Israel juga memberlakukan blokade yang melumpuhkan Jalur Gaza, menyebabkan penduduknya, khususnya penduduk Gaza utara, berada di ambang kelaparan.
Perang Israel telah menyebabkan 85% penduduk Gaza terpaksa mengungsi di tengah kekurangan makanan, air bersih, dan obat-obatan, sementara 60% infrastruktur di wilayah kantong tersebut telah rusak atau hancur, menurut PBB.
Israel dituduh melakukan genosida di Mahkamah Internasional.
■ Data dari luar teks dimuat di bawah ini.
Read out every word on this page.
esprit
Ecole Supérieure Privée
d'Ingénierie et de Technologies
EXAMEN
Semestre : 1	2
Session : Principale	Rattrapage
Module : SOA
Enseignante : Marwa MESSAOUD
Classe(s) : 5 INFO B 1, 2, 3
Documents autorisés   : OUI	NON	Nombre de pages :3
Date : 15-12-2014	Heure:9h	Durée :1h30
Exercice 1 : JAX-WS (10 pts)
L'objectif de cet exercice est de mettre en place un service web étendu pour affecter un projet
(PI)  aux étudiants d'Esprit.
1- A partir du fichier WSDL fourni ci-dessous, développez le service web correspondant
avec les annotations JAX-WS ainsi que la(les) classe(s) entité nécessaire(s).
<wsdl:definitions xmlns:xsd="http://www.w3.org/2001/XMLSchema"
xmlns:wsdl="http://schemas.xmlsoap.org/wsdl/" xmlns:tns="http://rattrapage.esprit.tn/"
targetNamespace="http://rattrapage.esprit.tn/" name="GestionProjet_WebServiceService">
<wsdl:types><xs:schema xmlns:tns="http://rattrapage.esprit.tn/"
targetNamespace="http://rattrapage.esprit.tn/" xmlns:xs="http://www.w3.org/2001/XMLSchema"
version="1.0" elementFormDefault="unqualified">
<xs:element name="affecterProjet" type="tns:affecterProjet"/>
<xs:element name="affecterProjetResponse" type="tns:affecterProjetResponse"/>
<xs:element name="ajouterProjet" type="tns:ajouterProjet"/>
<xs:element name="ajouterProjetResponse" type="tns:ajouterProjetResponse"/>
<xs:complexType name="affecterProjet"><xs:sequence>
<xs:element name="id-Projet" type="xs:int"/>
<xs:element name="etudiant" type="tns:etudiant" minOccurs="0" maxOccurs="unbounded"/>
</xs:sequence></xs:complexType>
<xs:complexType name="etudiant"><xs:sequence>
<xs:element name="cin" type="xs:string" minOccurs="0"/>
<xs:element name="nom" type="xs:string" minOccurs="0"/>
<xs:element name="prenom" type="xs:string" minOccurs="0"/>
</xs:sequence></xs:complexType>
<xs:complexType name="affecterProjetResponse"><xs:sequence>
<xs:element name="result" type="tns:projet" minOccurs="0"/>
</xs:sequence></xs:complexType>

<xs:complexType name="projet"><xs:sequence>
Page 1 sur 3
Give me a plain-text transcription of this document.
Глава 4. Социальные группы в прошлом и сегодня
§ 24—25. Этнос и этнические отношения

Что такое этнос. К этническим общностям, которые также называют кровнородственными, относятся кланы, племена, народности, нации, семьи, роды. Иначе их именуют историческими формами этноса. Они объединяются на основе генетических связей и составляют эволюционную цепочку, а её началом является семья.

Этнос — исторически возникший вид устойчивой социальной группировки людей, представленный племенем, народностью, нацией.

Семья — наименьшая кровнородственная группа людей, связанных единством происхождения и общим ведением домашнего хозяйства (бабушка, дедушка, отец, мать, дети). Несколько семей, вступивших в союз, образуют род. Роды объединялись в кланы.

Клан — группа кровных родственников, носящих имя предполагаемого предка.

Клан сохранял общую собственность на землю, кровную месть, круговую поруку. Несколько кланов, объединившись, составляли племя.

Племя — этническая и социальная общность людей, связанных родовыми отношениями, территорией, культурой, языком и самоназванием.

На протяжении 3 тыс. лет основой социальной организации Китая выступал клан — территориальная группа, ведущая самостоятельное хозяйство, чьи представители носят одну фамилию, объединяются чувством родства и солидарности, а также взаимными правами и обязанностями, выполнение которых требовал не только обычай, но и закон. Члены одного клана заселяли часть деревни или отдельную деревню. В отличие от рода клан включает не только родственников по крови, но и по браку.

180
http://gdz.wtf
Keputusan sementara pada bulan Januari memerintahkan Tel Aviv untuk menghentikan tindakan genosida dan mengambil tindakan untuk menjamin bahwa bantuan kemanusiaan diberikan kepada warga sipil di Gaza.
Disinformasi oleh kelompok sayap kanan ekstrem
Akademisi lebih lanjut mengindikasikan bahwa sentimen anti-Muslim di Jepang akan terus meningkat.
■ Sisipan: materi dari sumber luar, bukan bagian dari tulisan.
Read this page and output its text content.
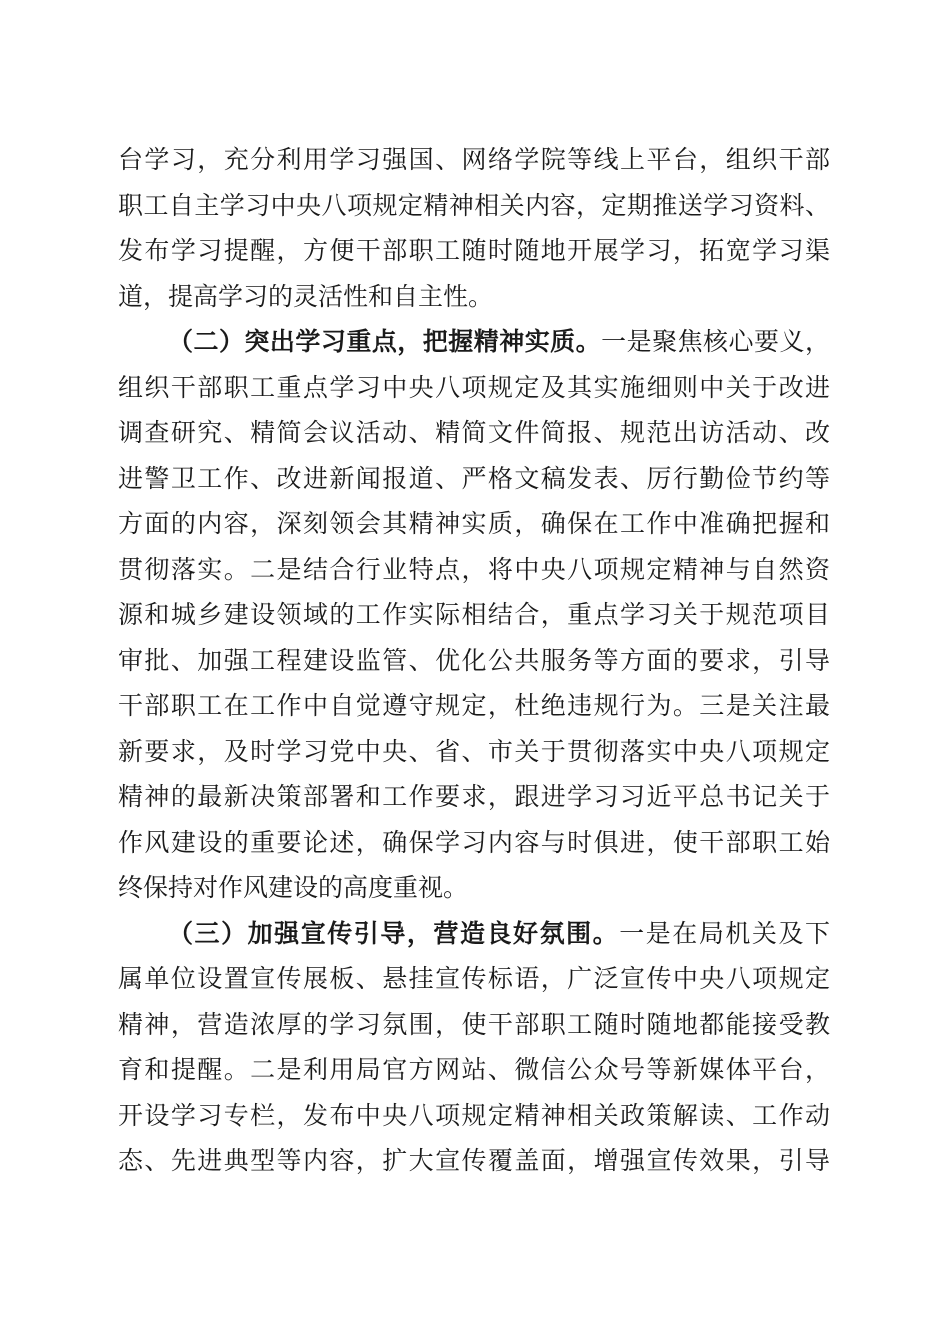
台学习，充分利用学习强国、网络学院等线上平台，组织干部
职工自主学习中央八项规定精神相关内容，定期推送学习资料、
发布学习提醒，方便干部职工随时随地开展学习，拓宽学习渠
道，提高学习的灵活性和自主性。
（二）突出学习重点，把握精神实质。一是聚焦核心要义，
组织干部职工重点学习中央八项规定及其实施细则中关于改进
调查研究、精简会议活动、精简文件简报、规范出访活动、改
进警卫工作、改进新闻报道、严格文稿发表、厉行勤俭节约等
方面的内容，深刻领会其精神实质，确保在工作中准确把握和
贯彻落实。二是结合行业特点，将中央八项规定精神与自然资
源和城乡建设领域的工作实际相结合，重点学习关于规范项目
审批、加强工程建设监管、优化公共服务等方面的要求，引导
干部职工在工作中自觉遵守规定，杜绝违规行为。三是关注最
新要求，及时学习党中央、省、市关于贯彻落实中央八项规定
精神的最新决策部署和工作要求，跟进学习习近平总书记关于
作风建设的重要论述，确保学习内容与时俱进，使干部职工始
终保持对作风建设的高度重视。
（三）加强宣传引导，营造良好氛围。一是在局机关及下
属单位设置宣传展板、悬挂宣传标语，广泛宣传中央八项规定
精神，营造浓厚的学习氛围，使干部职工随时随地都能接受教
育和提醒。二是利用局官方网站、微信公众号等新媒体平台，
开设学习专栏，发布中央八项规定精神相关政策解读、工作动
态、先进典型等内容，扩大宣传覆盖面，增强宣传效果，引导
“Pemuda Jepang tidak lagi menikah dan populasinya tidak bertambah, namun orang asing menikah dan mempunyai banyak anak,” katanya.
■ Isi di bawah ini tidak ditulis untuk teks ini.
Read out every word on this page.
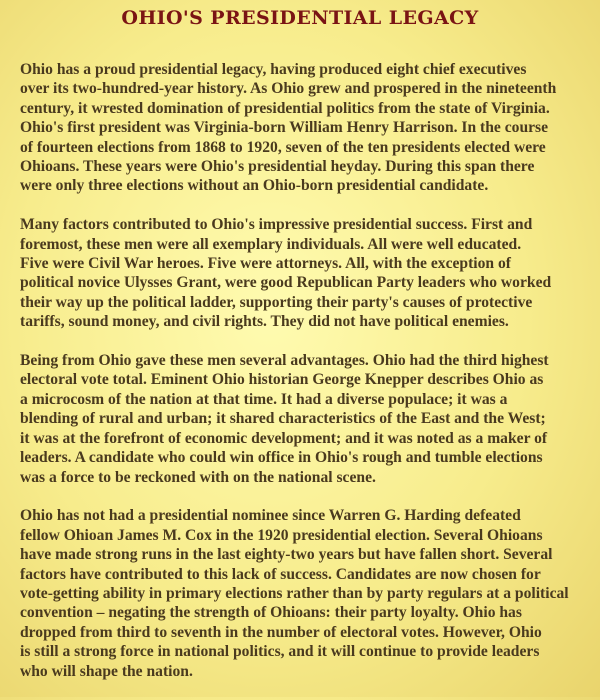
OHIO'S PRESIDENTIAL LEGACY

Ohio has a proud presidential legacy, having produced eight chief executives
over its two-hundred-year history. As Ohio grew and prospered in the nineteenth
century, it wrested domination of presidential politics from the state of Virginia.
Ohio's first president was Virginia-born William Henry Harrison. In the course
of fourteen elections from 1868 to 1920, seven of the ten presidents elected were
Ohioans. These years were Ohio's presidential heyday. During this span there
were only three elections without an Ohio-born presidential candidate.

Many factors contributed to Ohio's impressive presidential success. First and
foremost, these men were all exemplary individuals. All were well educated.
Five were Civil War heroes. Five were attorneys. All, with the exception of
political novice Ulysses Grant, were good Republican Party leaders who worked
their way up the political ladder, supporting their party's causes of protective
tariffs, sound money, and civil rights. They did not have political enemies.

Being from Ohio gave these men several advantages. Ohio had the third highest
electoral vote total. Eminent Ohio historian George Knepper describes Ohio as
a microcosm of the nation at that time. It had a diverse populace; it was a
blending of rural and urban; it shared characteristics of the East and the West;
it was at the forefront of economic development; and it was noted as a maker of
leaders. A candidate who could win office in Ohio's rough and tumble elections
was a force to be reckoned with on the national scene.

Ohio has not had a presidential nominee since Warren G. Harding defeated
fellow Ohioan James M. Cox in the 1920 presidential election. Several Ohioans
have made strong runs in the last eighty-two years but have fallen short. Several
factors have contributed to this lack of success. Candidates are now chosen for
vote-getting ability in primary elections rather than by party regulars at a political
convention – negating the strength of Ohioans: their party loyalty. Ohio has
dropped from third to seventh in the number of electoral votes. However, Ohio
is still a strong force in national politics, and it will continue to provide leaders
who will shape the nation.
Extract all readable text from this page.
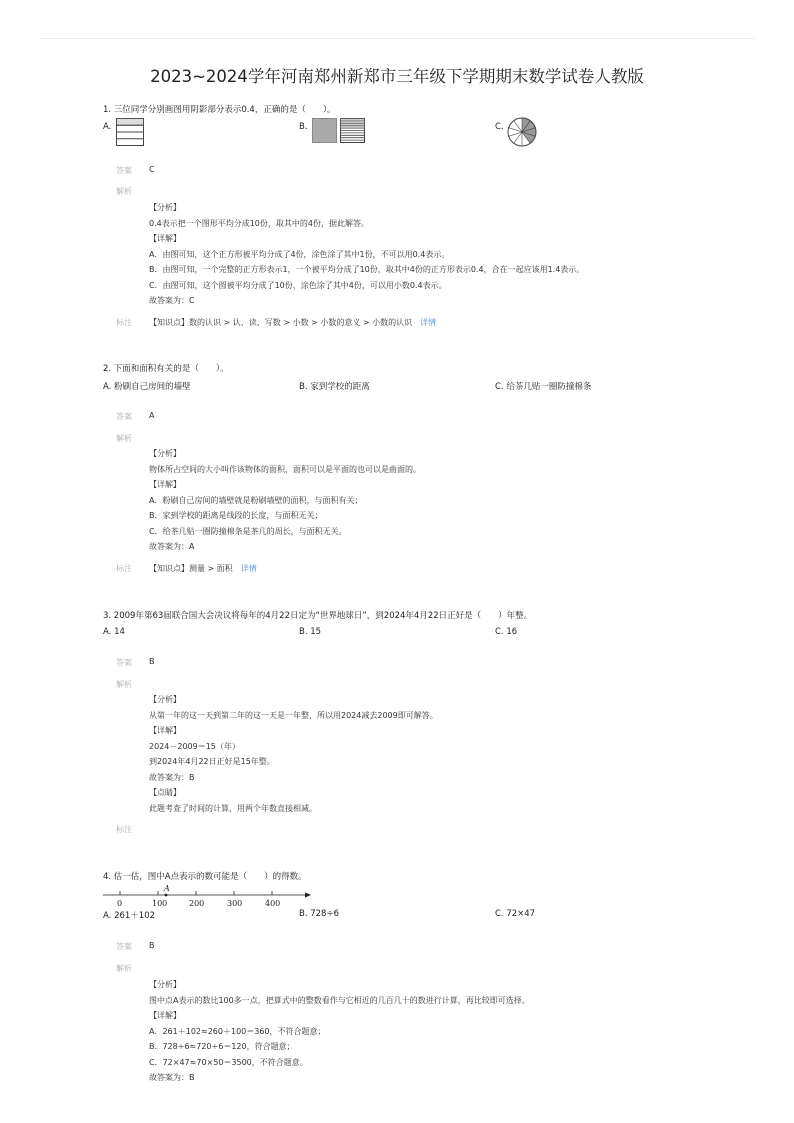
2023~2024学年河南郑州新郑市三年级下学期期末数学试卷人教版
1. 三位同学分别画图用阴影部分表示0.4，正确的是（　　）。
A.	B.	C.
答案 C
解析
【分析】
0.4表示把一个图形平均分成10份，取其中的4份，据此解答。
【详解】
A．由图可知，这个正方形被平均分成了4份，涂色涂了其中1份，不可以用0.4表示。
B．由图可知，一个完整的正方形表示1，一个被平均分成了10份，取其中4份的正方形表示0.4，合在一起应该用1.4表示。
C．由图可知，这个圆被平均分成了10份，涂色涂了其中4份，可以用小数0.4表示。
故答案为：C
标注 【知识点】数的认识 > 认、读、写数 > 小数 > 小数的意义 > 小数的认识 详情
2. 下面和面积有关的是（　　）。
A. 粉刷自己房间的墙壁	B. 家到学校的距离	C. 给茶几贴一圈防撞棉条
答案 A
解析
【分析】
物体所占空间的大小叫作该物体的面积，面积可以是平面的也可以是曲面的。
【详解】
A．粉刷自己房间的墙壁就是粉刷墙壁的面积，与面积有关；
B．家到学校的距离是线段的长度，与面积无关；
C．给茶几贴一圈防撞棉条是茶几的周长，与面积无关。
故答案为：A
标注 【知识点】测量 > 面积 详情
3. 2009年第63届联合国大会决议将每年的4月22日定为“世界地球日”，到2024年4月22日正好是（　　）年整。
A. 14	B. 15	C. 16
答案 B
解析
【分析】
从第一年的这一天到第二年的这一天是一年整，所以用2024减去2009即可解答。
【详解】
2024－2009＝15（年）
到2024年4月22日正好是15年整。
故答案为：B
【点睛】
此题考查了时间的计算，用两个年数直接相减。
标注
4. 估一估，图中A点表示的数可能是（　　）的得数。
A
0	100	200	300	400
A. 261＋102	B. 728÷6	C. 72×47
答案 B
解析
【分析】
图中点A表示的数比100多一点，把算式中的整数看作与它相近的几百几十的数进行计算，再比较即可选择。
【详解】
A．261＋102≈260＋100＝360，不符合题意；
B．728÷6≈720÷6＝120，符合题意；
C．72×47≈70×50＝3500，不符合题意。
故答案为：B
“Selain itu, meningkatnya jumlah orang Jepang yang menikah dengan orang asing menyebabkan kaum fasis di negara tersebut marah dan menyasar umat Islam,” ujarnya.
“Jepang tidak pernah menjadi masyarakat yang terbuka terhadap budaya asing sepanjang sejarahnya,” tegasnya, sambil menambahkan: “Jepang tidak pernah hidup dengan begitu banyak orang asing dalam sejarahnya. Kami tidak punya pengalaman seperti itu."
Menunjukkan bahwa Jepang, yang merupakan salah satu negara dengan penduduk lanjut usia, membutuhkan tenaga kerja asing, Yamamato mengatakan: "Langkah pemerintah Jepang untuk mempekerjakan orang dari luar negeri telah memicu xenofobia di negara tersebut."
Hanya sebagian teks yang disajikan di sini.